The metaphor of the scarab shows the rational mind that cycles are not mechanical. They are daily and often risky opportunities for rebirth. In nature there is a light that arises from the dark. That is dawn. There is a birth that arises from death. That is vegetation. There is a renewal that emerges from endings. That is spring. We carry those same promises in our heart, and all it takes for them to keep occurring is a yes to life with all its compulsory foldings and all its certain unfoldings. We become spiritually mature when we go willingly into the dark and impart to the world the light that results, when we say yes to endings and notice new beginnings, when we say yes to losses and discover renewals.

(David Richo, THE FIVE THINGS WE CANNOT CHANGE, p. 62f)

This journey of darkness and light, birth and death, loss and renewal are a part of our evolution and growth, not a reason for despair. Our journey today begins with advent, a time in which we are invited to reflect upon and prepare for something that is much more than disconnected spirit, much more than mere matter, but an ongoing incarnation of love and justice, peace and wholeness for the world. We begin with a reminder of hope from the past, a call to hope in the future, but most importantly we are urged to awaken in the here and now of our life together.

The prophetic word does not leave us in the past or in the future, but with the present and the call to live today with hope. To be in the now, even during a time of difficulty and crisis, to nurture our capacity for wholeness and healing, for love and justice, for peace and equality, and to dig deep into this earth.
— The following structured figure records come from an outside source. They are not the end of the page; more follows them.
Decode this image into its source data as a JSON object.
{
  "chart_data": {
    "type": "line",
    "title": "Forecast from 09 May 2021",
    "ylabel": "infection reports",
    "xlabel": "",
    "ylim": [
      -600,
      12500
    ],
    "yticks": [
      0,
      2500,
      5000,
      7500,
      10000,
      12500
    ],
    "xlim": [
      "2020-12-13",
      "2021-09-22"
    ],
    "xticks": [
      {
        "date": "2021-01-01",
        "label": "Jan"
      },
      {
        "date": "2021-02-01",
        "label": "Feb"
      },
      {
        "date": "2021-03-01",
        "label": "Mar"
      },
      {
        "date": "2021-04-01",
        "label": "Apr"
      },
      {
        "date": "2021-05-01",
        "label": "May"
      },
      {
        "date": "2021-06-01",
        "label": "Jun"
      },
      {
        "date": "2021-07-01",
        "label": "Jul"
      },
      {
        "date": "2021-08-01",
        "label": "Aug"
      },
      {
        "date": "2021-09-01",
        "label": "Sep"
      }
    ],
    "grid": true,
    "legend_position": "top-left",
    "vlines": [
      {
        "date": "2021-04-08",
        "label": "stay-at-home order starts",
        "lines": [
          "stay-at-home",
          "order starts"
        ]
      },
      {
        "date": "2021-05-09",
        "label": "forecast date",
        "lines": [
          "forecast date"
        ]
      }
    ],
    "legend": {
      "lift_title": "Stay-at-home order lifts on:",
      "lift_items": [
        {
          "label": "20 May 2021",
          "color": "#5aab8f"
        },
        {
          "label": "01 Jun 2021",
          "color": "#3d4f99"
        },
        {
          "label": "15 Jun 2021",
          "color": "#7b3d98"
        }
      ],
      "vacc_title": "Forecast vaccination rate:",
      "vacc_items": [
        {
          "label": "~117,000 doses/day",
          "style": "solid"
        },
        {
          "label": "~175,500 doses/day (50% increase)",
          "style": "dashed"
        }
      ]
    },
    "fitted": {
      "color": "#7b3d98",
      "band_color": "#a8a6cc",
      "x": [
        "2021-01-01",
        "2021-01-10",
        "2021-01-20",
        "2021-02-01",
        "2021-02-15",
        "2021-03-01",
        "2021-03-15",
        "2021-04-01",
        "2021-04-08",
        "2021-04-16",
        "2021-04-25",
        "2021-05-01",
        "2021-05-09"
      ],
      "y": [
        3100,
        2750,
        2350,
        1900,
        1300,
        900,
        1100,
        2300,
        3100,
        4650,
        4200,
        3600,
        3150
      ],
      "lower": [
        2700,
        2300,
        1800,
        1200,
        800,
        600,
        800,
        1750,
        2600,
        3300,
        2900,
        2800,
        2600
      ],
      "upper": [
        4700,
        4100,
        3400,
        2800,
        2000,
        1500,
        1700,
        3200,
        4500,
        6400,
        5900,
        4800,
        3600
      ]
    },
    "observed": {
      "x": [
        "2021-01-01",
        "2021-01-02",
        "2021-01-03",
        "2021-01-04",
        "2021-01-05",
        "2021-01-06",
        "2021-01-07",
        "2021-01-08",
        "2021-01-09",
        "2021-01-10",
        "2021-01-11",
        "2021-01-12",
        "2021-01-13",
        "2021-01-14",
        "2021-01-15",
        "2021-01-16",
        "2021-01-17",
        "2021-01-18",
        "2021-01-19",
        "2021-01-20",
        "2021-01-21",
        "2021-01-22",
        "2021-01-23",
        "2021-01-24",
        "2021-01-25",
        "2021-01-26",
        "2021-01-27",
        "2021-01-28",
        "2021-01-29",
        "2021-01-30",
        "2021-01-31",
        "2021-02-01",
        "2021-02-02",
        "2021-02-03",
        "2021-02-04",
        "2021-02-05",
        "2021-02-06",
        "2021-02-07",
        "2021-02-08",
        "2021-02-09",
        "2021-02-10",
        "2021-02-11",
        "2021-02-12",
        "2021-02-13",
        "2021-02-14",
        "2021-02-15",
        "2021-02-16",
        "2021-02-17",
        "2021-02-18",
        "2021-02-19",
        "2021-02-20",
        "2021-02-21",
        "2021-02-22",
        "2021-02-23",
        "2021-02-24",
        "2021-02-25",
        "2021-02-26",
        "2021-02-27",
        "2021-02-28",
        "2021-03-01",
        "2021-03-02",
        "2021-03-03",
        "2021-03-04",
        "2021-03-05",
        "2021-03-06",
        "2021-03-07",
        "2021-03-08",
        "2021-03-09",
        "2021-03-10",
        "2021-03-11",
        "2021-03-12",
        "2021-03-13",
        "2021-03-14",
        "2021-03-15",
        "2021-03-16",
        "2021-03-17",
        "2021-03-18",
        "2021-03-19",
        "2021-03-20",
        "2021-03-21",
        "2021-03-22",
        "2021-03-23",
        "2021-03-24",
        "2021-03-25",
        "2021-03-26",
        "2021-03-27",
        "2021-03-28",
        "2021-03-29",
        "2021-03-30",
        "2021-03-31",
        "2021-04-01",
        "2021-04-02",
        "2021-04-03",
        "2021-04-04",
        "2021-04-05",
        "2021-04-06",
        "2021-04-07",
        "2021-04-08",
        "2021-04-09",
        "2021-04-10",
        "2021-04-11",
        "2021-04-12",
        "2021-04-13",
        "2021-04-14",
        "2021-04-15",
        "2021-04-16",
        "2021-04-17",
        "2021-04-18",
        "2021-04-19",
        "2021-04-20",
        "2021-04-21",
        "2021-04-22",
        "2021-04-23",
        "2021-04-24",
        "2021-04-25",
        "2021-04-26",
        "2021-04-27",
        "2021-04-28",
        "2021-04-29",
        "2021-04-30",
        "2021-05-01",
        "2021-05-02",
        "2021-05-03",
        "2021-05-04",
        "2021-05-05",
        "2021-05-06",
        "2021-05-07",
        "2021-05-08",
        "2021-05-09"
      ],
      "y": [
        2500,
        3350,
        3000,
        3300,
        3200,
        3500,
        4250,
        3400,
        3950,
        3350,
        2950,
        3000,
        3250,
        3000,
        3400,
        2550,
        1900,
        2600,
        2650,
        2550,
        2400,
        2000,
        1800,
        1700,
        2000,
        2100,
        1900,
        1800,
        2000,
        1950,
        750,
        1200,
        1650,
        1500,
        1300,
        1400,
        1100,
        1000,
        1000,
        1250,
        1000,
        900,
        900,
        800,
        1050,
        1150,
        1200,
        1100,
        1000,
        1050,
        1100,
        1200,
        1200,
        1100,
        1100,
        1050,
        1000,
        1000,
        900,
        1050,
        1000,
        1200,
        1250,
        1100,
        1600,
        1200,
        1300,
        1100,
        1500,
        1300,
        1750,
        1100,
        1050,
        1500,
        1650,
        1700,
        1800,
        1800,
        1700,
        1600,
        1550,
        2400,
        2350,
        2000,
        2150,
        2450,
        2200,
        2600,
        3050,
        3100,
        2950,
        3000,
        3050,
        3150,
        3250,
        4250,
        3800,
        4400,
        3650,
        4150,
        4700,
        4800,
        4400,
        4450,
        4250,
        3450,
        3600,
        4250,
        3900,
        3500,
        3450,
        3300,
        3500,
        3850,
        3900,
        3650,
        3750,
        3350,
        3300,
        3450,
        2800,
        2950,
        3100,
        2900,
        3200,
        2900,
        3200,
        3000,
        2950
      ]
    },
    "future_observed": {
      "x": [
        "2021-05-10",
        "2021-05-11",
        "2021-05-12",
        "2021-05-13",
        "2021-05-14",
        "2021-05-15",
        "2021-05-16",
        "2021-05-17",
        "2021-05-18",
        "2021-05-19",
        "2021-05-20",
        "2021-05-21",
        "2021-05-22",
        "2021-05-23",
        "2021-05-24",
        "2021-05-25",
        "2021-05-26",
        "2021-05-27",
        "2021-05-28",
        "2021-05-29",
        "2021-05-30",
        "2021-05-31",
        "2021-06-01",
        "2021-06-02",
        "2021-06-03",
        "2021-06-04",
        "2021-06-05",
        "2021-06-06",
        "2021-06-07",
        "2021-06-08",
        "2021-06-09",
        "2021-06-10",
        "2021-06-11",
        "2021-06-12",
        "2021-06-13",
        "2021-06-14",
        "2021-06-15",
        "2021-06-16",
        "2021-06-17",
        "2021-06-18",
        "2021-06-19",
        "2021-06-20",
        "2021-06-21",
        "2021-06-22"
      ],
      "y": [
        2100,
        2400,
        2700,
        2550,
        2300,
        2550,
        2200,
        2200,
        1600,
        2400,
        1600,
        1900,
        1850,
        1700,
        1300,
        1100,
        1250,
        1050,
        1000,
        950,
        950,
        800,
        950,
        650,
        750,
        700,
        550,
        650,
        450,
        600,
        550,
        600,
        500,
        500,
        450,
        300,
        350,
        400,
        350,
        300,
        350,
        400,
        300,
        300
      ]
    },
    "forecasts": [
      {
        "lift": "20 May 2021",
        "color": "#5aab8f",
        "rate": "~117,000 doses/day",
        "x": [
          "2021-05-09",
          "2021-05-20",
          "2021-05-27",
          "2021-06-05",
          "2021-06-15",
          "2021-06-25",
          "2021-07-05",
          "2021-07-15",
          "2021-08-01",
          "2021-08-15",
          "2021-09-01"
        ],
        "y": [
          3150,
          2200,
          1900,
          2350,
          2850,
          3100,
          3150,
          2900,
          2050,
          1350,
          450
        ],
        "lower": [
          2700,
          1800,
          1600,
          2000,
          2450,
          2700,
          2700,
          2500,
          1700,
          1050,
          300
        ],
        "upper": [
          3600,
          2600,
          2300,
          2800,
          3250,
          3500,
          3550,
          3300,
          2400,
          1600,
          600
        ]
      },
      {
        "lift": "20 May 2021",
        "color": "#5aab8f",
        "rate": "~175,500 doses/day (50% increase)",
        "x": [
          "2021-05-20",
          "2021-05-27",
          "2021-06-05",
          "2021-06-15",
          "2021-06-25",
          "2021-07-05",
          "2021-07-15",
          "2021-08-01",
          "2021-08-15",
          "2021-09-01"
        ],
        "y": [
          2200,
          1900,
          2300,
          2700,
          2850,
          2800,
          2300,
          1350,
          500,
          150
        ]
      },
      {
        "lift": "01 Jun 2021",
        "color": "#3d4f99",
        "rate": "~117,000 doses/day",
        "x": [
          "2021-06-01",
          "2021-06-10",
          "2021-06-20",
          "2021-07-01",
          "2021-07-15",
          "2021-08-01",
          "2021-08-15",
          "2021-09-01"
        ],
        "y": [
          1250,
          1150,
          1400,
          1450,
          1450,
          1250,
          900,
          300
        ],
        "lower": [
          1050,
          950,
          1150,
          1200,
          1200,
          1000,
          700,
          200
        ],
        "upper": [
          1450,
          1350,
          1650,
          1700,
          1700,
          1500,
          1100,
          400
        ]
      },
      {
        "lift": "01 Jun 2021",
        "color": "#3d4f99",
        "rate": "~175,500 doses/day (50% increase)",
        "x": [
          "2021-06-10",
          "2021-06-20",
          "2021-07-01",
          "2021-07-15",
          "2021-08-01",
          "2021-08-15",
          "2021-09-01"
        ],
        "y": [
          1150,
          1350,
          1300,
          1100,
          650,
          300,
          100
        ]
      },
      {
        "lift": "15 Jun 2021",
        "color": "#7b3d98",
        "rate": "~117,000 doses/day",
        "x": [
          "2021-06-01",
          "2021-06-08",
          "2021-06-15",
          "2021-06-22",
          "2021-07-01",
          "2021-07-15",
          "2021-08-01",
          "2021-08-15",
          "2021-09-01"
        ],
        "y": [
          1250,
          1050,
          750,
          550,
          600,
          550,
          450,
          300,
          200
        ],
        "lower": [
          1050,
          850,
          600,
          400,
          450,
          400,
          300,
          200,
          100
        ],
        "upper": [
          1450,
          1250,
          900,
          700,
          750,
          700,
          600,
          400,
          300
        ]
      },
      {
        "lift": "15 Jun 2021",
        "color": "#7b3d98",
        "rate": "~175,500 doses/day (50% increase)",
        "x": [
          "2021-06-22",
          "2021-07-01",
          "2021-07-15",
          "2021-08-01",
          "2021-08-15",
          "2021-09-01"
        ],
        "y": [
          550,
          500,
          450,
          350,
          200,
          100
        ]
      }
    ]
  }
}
It is into this ground of hope, mindfulness and trust that our roots shall find the deep nourishment that leads to growth and fruition.

Shakespeare expresses it so well in his play, AS YOU LIKE IT, where the Duke says,

Are not these woods

More free from peril than the envious court?

Here feel we but the penalty of Adam,

The season's difference, as the icy fang

And churlish chiding of the winter's wind,

Which, when it bites and blows upon my body,

Even till I shrink with cold, I smile and say

"This is no flattery: these are counselors

That feelingly persuade me what I am."


Jeremiah 33:14-18

The days are surely coming, says God, when I will fulfill the promise I made to the house of Israel and the house of Judah. In those days and at that time I will cause a righteous Branch to spring up for David, who shall execute justice and righteousness in the land. In those days Judah will be saved and Jerusalem will live in safety. And this is the name by which it will be called: "God is our righteousness."

For thus says God: David shall never lack a person to sit on the throne of the house of Israel, and the levitical priests shall never lack one to offer burnt offerings in my presence, to make grain offerings, and to make sacrifices for all time.